A virtual address in a paged segmented scheme is divided into three parts: a segment number, a page number, and an offset. The segment number points to an entry in a segment table. The segment descriptor then points to the page table for the segment and the page number is used to index into the page table. The page table contains the physical page number that is concatenated with the offset to generate the physical address. Thus, instead of having just a single page table, there is a separate page table for each segment. Because the segments can be limited in size, their page tables are sometimes small enough to be kept in memory.

Note that, as with segmentation, the logical size of the page number portion of the address grows and shrinks according to the size of the segment.



Acceleration of Virtual Address Translation

Each access in a paged-segmented virtual memory system generates two additional memory accesses (one to the segment table, and the other to the page table). Even if these tables are cached, the required accesses triple the time to transfer data between the memory and the CPU. If the tables are not cached, then the access can be far slower.

In order to avoid these delays, a specialized cache called a translation lookaside buffer (TLB), is used. Whenever a translation takes place, the segment and page number are stored together with the upper portion of the resulting physical address. The next time an access to the same virtual page is made, the cache fetches the translation and inserts it directly into the physical address, avoiding the extra memory references. Of course, when there is a miss in the TLB we must detect the miss and then the normal table lookup proceeds to generate the address which is stored as a new TLB entry.

A TLB is typically fully associative and fairly small in size (tens to a few thousand entries) because each entry serves for a large number of locations (e.g., 4K) and so normal exploitation of memory locality ensures that entries in the TLB change much less frequently than cache entries.
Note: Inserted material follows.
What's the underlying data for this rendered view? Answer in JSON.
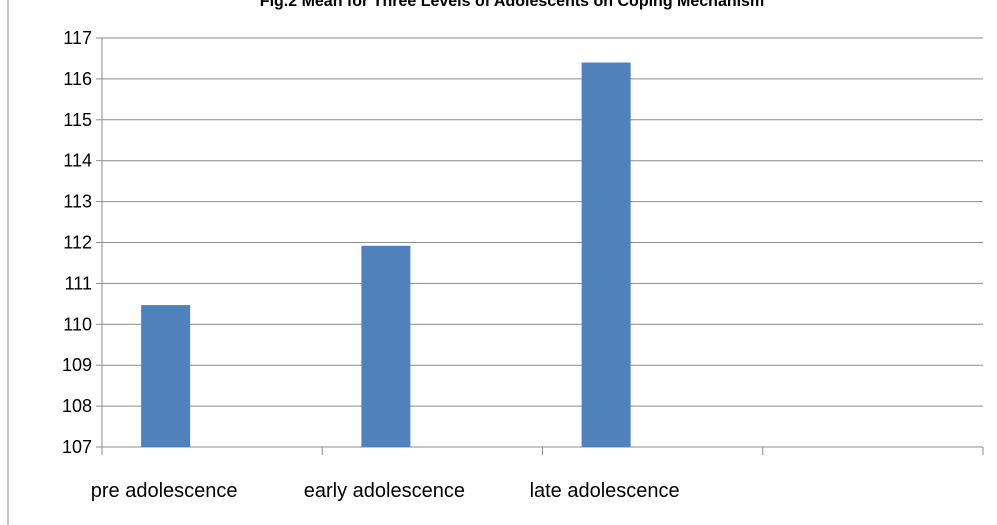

Typcial hit rates in a TLB are in the 99% to 99.9% range. Still, when a miss occurs it will typically cost 10 to 30 clock cycles. So if 1 in 100 accesses miss in the TLB and the penalty is 30, then the processor slows down by nearly a third.

Virtual Memory and Caching

One question that a designer must face is whether to place the cache in front of the virtual memory translation or after it. The latter situation means that the cache is accessed with a physical address. The former means that the cache sees a virtual address.
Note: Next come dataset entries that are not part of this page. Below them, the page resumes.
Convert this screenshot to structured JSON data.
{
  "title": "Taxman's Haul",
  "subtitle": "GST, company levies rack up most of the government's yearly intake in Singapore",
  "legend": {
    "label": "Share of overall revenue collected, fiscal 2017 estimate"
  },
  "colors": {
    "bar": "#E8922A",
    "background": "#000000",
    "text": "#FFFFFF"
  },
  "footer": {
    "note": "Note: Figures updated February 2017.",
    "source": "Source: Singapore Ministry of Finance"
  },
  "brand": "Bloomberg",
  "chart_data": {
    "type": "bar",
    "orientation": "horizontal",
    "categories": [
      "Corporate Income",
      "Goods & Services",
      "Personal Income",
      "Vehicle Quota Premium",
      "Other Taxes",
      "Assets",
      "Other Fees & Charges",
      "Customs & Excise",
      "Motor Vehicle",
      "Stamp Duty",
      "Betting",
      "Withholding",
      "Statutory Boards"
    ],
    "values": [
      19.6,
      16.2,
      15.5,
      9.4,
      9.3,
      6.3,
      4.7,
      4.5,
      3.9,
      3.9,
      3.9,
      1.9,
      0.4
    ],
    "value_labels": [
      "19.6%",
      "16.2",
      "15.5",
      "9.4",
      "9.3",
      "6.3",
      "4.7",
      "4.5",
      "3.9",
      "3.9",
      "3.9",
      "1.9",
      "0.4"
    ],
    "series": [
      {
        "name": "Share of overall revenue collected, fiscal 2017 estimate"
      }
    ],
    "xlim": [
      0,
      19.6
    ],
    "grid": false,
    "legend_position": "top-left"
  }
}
A physically addressed cache has advantages of simplicity. It is possible for two processes to use the same virtual addresses, but the mapping function ensures that the physical addresses are distinct. Thus, there is no chance that aliasing could occur in the cache. In addition, recall that when DMA I/O occurs, the addresses must be compared to the contents of the cache so that cache lines are either written back or invalidated. This is comparison is much easier when the cache is physically addressed. In a virtually addressed cache, a reverse translation has to take place (from physical to virtual address) in order to carry out the comparison.

On the other hand, a physically addressed cache only sees its address after it has gone through the mapping process. Even with a TLB, this typically introduces a one cycle delay. Memory accesses can be pipelined so that the rate of data transfer is maintained, but when loads or stores occur in isolation and there are no independent operations to fill the resulting delay, then the CPU sees a memory wait state and is effectively slowed down by the mapping.
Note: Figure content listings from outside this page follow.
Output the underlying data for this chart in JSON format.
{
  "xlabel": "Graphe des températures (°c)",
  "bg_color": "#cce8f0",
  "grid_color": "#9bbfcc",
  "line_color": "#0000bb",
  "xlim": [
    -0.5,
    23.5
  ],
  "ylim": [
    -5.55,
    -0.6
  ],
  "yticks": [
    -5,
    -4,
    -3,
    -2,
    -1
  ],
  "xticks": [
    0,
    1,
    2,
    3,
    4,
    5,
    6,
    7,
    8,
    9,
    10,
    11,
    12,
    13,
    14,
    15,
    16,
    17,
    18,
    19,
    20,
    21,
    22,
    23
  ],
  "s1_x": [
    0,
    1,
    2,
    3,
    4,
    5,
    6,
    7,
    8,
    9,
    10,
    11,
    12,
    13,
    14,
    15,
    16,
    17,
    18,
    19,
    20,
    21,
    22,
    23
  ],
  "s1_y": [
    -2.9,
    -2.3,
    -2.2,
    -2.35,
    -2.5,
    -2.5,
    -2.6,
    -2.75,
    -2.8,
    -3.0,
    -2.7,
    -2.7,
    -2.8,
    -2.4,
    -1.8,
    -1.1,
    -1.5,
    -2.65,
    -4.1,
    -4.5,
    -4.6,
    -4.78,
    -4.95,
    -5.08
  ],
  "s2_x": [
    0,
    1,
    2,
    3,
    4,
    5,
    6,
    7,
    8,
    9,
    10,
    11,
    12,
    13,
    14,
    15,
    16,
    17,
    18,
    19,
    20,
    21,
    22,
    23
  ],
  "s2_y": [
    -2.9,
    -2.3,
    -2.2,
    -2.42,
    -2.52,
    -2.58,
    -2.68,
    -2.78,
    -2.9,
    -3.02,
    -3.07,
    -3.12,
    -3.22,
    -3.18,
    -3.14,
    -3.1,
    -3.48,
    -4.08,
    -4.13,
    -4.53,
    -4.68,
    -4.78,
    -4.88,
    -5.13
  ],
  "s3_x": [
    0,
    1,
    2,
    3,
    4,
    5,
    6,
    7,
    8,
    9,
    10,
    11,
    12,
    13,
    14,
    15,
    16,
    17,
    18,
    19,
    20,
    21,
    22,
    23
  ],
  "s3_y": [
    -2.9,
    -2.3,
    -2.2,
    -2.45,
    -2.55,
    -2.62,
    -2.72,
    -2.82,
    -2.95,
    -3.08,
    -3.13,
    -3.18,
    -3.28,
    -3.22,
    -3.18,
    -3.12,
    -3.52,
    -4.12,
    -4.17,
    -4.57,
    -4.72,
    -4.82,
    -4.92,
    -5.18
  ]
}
Some systems use a virtual level 1 cache followed by a physical level 2 cache. The level 1 cache sees no delay due to mapping, while the level 2 cache's physical mapping is compatible with comparisons to I/O operation accesses. If the level 2 cache keeps track of which of its lines are currently in the level 1 cache, then if it sees an I/O operation accessing one of those lines it can signal the level 1 cache to take action. Otherwise it can simply handle the I/O without affecting the level 1 cache.